Lambeth’s air quality improvements have been impressive; it was the first council in London to declare a Climate Emergency. The council actively works with residents to reduce carbon emissions across the borough. They also support active travel and they are investing in green and renewable energy. In addition to this, they are installing charging points for electric vehicles and planting trees, among other things. 

Last month, the Mayor of London announced that there have been major improvements in Lambeth’s air quality. Brixton Road, used to be one of the most polluted roads in London. It broke the hourly legal limit for toxic pollution in 2016 a total of 538 times.

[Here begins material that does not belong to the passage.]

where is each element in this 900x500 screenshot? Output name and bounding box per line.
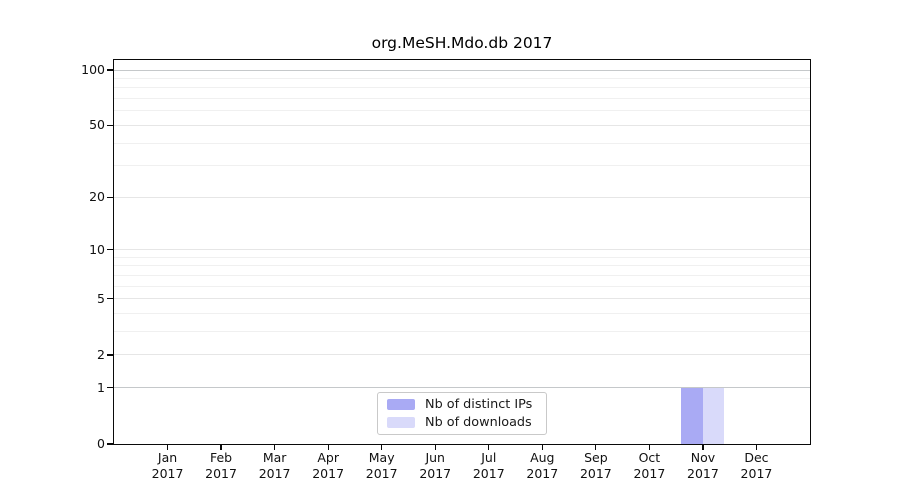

However, last year it didn’t break this legal limit at all. 

Over the next two years, the Brixton Liveable Neighbourhood programme (BLN) is going to provide better, quicker, cheaper or more convenient alternatives to private vehicles. You can subscribe for updates at:

Examples of support services include collaborating with Brixton BID and Zipcar for Business. Also, the Cross River Partnership is launching London’s first shared electric van that is free to use for local businesses in Brixton.

Let’s hope together we can create healthier and safer streets. 

Thinking of cycling?

The company Peddle My Wheels runs pop-up bike markets selling second-hand refurbished bikes. This started from the idea of collecting children’s bikes which parents often throw away. You can also decide to buy a brand new bike. Although, if you are not too sure if it is right for you, you can try the bike for a few months first. There is a monthly charge for this until you decide it is not suitable for you or until you own it out right. There are also electric cargo bikes suitable for businesses and available as well at a monthly fee. The scheme called ‘Try Before You Bike’ offers 2 hours of training to give you or your staff confidence on the streets. 

Ludo’s flatmates are regular cyclists and one of them started cycling thanks to this scheme. Ludo bought a second-hand bike a few months ago. She feels reassured that cars are becoming more aware of cyclists and that protected cycle routes have grown significantly in London.